His father was born in Germany in Stuttgart, 1907. He became a physicist and mathematician. That’s how Herbert Jehle came to know the now-legendary Albert Einstein. “These are actually lecture notes of albert Einstein.” He pages through Einstein’s pamphlets. “Field theory, relativity… in fact there are two letters over there that are originals.” Laid out on the kitchen counter in Jehle’s home are letters from Einstein to Dietrich’s father, warning of the dangers of nuclear war. “’If those who see the light do not stand honestly and courageously for the good,” Jehle reads, “’the world will get deeper and deeper into the morass. With friendly greetings, yours, Albert Einstein.”
There are other letters, too. From Dr. Herbert Hauptman of Buffalo, scientist Linus Pauling, who won the Nobel Prize for chemistry and peace. There’s also a thank-you note from one of the world’s greatest physicists, Richard Feynman. “He thanked my father for an insight he gave him during an informal conversation,” says Jehle, “And that led to him receiving the Nobel Prize in physics.”
Perhaps the most meaningful of all is a bible from German theologian Dietrich Bonhoeffer. “He he was one of Dad’s good friends,” says Jehle. “I was named after Dietrich Bonhoeffer.”
Bonhoeffer spoke out against the Nazis. Herbert Jehle refused to work on German weapons systems. Bonhoeffer was executed after taking part in a failed attempt to kill Hitler. Herbert Jehle was sent to a work camp as an enemy of the government.
He was able to leave Germany for the united states in 1941. Here, Herbert Jehle married and continued his work as a scientist. But he and his wife also listened to their conscience. “There was true segregation in the late 50’s,” Dietrich Jehle tells us. “The bathrooms were labeled ‘colored’ and ‘white.’ Growing up in Nazi Germany, my mom had vivid memories of Kristallnacht and riding her bicycle home and watching the Jewish shops burn.”
So his mother and father took action. Dietrich remembers, “My parents were involved in integrating restaurants and civil rights marches and introduced me to Martin Luther King in 1963. My mom and dad thought it was very important we supported what America was, really, true rights for everybody.”

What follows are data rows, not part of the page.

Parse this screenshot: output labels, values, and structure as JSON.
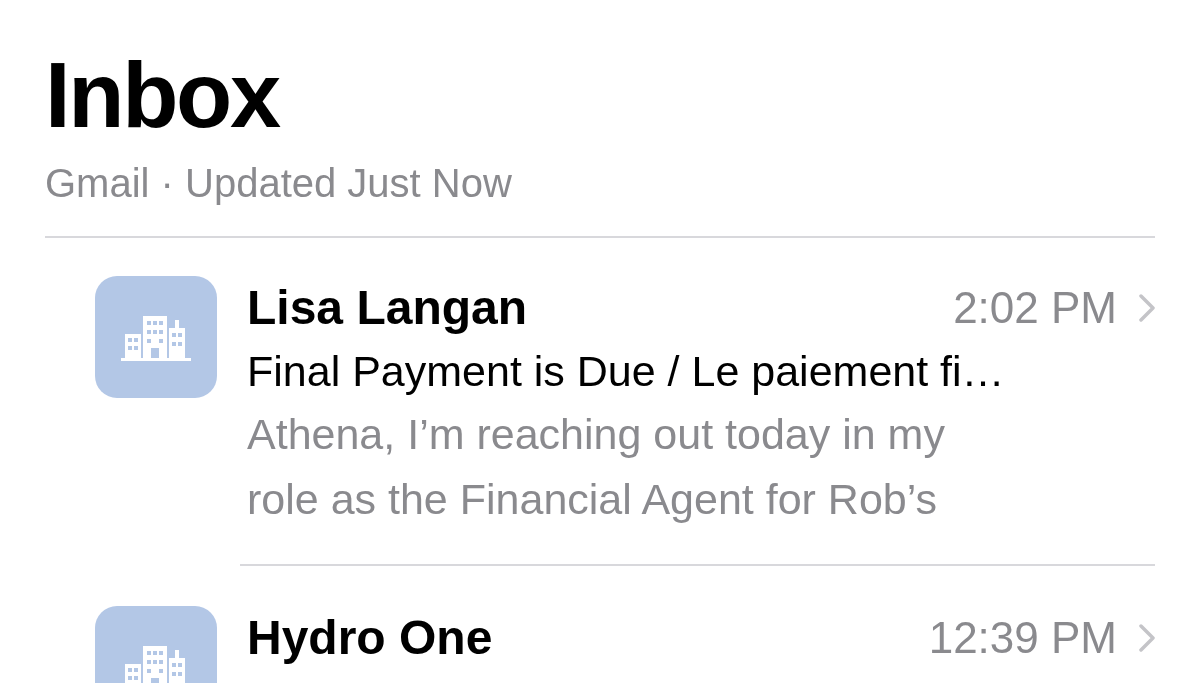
{
  "header": {
    "title": "Inbox",
    "subtitle": "Gmail · Updated Just Now"
  },
  "messages": [
    {
      "sender": "Lisa Langan",
      "time": "2:02 PM",
      "subject": "Final Payment is Due / Le paiement fi…",
      "preview": [
        "Athena, I’m reaching out today in my",
        "role as the Financial Agent for Rob’s"
      ]
    },
    {
      "sender": "Hydro One",
      "time": "12:39 PM"
    }
  ]
}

The crash on the 190 two and a half years ago did take the life of a young boy. But Asa Hill’s parents were thankful that two others in their family, in that car that day, were saved. And they were able donate Asa’s organs, and save others in need.

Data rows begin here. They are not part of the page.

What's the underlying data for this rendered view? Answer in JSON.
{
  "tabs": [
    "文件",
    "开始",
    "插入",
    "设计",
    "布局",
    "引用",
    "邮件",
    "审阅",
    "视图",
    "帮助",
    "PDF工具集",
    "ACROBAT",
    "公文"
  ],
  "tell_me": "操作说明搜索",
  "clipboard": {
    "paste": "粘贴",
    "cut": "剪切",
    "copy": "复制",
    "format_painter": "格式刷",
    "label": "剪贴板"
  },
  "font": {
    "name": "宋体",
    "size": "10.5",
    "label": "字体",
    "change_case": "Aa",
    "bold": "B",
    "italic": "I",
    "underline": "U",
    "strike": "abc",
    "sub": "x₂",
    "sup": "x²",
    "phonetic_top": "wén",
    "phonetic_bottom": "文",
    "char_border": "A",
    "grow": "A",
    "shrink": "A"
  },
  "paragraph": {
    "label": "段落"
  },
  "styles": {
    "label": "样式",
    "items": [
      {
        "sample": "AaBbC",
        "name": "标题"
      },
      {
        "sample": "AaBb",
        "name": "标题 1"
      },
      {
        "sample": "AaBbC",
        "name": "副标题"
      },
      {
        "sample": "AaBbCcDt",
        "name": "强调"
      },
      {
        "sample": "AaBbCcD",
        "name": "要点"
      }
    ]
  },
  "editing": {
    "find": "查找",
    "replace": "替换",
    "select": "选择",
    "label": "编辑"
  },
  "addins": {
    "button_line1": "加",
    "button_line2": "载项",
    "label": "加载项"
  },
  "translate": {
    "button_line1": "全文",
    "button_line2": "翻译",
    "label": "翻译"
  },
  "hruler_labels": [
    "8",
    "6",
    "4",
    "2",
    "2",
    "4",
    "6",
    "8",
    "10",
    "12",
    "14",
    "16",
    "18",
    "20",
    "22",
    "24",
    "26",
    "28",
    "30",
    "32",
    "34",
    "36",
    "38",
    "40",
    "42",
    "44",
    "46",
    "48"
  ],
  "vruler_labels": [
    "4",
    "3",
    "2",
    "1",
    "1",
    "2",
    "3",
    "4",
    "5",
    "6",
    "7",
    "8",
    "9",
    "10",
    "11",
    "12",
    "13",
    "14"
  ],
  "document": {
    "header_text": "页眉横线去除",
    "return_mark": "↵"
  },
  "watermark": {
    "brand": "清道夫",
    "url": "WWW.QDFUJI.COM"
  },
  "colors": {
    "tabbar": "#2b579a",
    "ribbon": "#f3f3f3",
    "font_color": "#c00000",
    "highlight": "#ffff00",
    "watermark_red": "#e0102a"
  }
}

We asked rescuer Mike Byham, “Do you ever think of the little boy, Asa Hill, from time to time?”
“Yeah,” he replies, “every time I ride down the 190.”
And in the emergency room at ECMC, you could say that the spirit of Dietrich Jehle’s father and mother lives on in him. “He’s quite a guy, I have to say that much,” says Mike.
But Dr. Jehle says he doesn’t consider himself anything special. ”Some of these other folks (like Mike), they’re heroes. I’m doing what I do for a living.” But he’ll tell you … in confidence, that for him, it’s a sacred mission. “It’s really an unusual privilege to have,” he says.